Pegs and accessories
The pegs are - weirdly - the worst and best part of the tent. At first glance the triangular/Y- section alloy units with neat serrations to trap guylines look excellent - strong but light, with neat cord loops to help extraction.
However, the tops of the pegs are left slightly rounded, but open profile, making them exceedingly sharp. This is initially obvious when trying to push them into the compacted earth, a problem easily offset by using a handy stick to protect our palms.
However, walking past the tent in flip-flops and cack-handedly standing on a peg results in a deep puncture wound in the foot - boots are mandatory here if you’re the type of person to trip on a guyline.
This is a shame, as the pegs are otherwise excellent, and perform well through a windy night. A new set of less fierce pegs will be packed next time!
Shockingly, we’ve been rain-free so far in testing the Sea to Summit Alto TR1, but the seam-taped Silicone / Polyether Polyurethane coated 15D nylon rain fly looks very much up to the job, and although (inevitably) lightweight, it’s not as gossamer-thin as some ultralight tents we’ve used.
Similarly, the deep 15D nylon tub floor is rated to 1200mm hydrostatic head, and although it’s best used with a footprint on rougher surfaces, it’s OK on the grassy terrain we’ve tested so far, and less lightweight than some.
Like many manufacturers, Sea to Summit recommends using a bespoke footprint to protect the tent floor on rougher ground, which is worth considering, even if you opt for a cheaper option like a tarpaulin or similar.
Even in good conditions, condensation can be a problem, and the Sea to Summit Alto TR1 has a robust solution baked in.
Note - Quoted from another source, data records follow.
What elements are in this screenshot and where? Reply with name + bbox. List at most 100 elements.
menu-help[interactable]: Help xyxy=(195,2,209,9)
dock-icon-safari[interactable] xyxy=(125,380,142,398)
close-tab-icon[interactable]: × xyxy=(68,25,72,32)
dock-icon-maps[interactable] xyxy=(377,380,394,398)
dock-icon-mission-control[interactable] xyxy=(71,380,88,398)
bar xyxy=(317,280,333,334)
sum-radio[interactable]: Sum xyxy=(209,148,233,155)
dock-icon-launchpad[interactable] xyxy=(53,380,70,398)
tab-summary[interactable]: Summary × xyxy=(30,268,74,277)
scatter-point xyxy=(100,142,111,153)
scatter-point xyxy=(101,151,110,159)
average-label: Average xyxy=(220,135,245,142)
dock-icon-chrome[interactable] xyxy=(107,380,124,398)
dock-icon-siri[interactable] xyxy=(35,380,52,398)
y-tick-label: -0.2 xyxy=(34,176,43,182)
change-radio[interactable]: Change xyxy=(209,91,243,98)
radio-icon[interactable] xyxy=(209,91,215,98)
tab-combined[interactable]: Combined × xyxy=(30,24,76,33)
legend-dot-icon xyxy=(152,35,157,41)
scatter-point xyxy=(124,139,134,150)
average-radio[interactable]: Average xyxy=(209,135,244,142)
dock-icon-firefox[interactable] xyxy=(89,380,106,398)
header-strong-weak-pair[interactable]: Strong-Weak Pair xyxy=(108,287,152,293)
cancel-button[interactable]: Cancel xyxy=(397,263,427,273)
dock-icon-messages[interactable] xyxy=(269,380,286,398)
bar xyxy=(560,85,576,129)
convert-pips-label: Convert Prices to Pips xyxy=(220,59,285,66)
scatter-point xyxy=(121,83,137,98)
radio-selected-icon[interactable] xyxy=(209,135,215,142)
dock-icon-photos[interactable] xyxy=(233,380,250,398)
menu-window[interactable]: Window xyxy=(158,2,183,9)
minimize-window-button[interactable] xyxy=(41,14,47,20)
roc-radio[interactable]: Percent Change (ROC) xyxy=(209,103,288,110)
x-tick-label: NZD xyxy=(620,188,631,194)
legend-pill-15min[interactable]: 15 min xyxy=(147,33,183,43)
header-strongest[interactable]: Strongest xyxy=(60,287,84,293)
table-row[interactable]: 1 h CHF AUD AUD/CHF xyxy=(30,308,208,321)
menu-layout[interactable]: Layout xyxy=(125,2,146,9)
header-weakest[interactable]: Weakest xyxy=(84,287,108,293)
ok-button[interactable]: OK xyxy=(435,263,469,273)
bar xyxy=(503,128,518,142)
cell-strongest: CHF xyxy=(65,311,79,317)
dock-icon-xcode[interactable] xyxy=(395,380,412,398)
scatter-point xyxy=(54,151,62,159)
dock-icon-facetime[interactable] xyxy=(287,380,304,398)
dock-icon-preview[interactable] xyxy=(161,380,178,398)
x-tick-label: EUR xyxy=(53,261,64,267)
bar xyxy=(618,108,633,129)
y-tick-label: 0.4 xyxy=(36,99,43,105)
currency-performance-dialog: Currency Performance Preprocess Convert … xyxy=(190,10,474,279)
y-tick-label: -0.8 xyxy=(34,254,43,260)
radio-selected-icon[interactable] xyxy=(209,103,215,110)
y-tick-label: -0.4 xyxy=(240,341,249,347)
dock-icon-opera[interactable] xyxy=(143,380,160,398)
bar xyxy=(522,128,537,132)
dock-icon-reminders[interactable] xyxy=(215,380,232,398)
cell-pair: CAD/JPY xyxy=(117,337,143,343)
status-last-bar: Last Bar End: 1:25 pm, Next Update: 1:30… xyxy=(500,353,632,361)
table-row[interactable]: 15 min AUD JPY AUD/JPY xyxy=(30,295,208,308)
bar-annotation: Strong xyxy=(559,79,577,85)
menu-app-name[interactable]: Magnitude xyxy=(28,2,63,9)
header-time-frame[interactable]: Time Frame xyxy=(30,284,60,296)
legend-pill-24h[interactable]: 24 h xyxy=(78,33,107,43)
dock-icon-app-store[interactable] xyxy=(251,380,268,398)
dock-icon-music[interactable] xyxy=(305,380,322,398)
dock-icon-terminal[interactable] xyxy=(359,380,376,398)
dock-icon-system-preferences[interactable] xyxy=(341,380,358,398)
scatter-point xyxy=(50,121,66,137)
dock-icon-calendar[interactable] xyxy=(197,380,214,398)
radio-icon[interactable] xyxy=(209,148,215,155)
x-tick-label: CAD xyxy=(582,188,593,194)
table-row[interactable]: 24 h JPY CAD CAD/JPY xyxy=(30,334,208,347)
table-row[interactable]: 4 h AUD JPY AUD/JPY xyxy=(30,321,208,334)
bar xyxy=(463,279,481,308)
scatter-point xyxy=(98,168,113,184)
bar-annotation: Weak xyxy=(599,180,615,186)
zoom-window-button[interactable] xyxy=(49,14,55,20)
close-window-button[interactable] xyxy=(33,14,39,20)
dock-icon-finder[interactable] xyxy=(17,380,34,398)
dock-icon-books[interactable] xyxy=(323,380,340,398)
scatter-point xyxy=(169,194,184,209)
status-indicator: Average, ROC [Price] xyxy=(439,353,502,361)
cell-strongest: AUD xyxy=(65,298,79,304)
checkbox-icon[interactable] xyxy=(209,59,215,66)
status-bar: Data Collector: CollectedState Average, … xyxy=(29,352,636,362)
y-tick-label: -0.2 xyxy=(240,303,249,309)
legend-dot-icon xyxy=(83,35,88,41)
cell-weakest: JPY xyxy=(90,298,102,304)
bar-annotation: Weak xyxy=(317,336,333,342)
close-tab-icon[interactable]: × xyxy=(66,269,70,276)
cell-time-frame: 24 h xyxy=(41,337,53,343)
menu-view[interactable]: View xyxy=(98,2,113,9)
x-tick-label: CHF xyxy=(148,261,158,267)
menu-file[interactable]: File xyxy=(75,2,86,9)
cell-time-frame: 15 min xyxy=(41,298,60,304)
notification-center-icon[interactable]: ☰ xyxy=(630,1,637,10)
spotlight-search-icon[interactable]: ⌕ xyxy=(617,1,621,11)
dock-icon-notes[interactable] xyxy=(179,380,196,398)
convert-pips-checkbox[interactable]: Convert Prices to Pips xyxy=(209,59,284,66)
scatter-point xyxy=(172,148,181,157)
As well as the highly-breathable mesh inner, the flysheet has a near-full-width vent concealed in the apex, which can be zipped open, or closed to suit conditions. A couple of stiffened prongs keep this tensioned nicely and open when needed, and it works very well in practice, as well as theory.
As mentioned, space in the Sea to Summit Alto TR1 is decent, both in floorspace and more usable head-and-shoulder space as promised by the Tension Ridge arrangement. We even managed to fit a full-size single mattress-style camping mat into it, so there’s masses of room for a standard ultralight mummy-style variant.
At a shade over a kilo, this is genuinely lightweight too, easily carry-able for long distances if needs be, and in context, very good value for its weight. A good-quality bivvy bag weighs in between 400 and 1,000-odd grams, and that’s a far more spartan environment to dwell in than the Sea to Summit Alto TR1, which is entirely comfortable for the solo traveller.
With its excellent build quality, clever features and seriously light packed weight, this is a fantastic tent for thru-hiking or lightning fast treks across big distances. We were also pleasantly surprised at how much living space it offered given the footprint and how well engineered it felt at this price.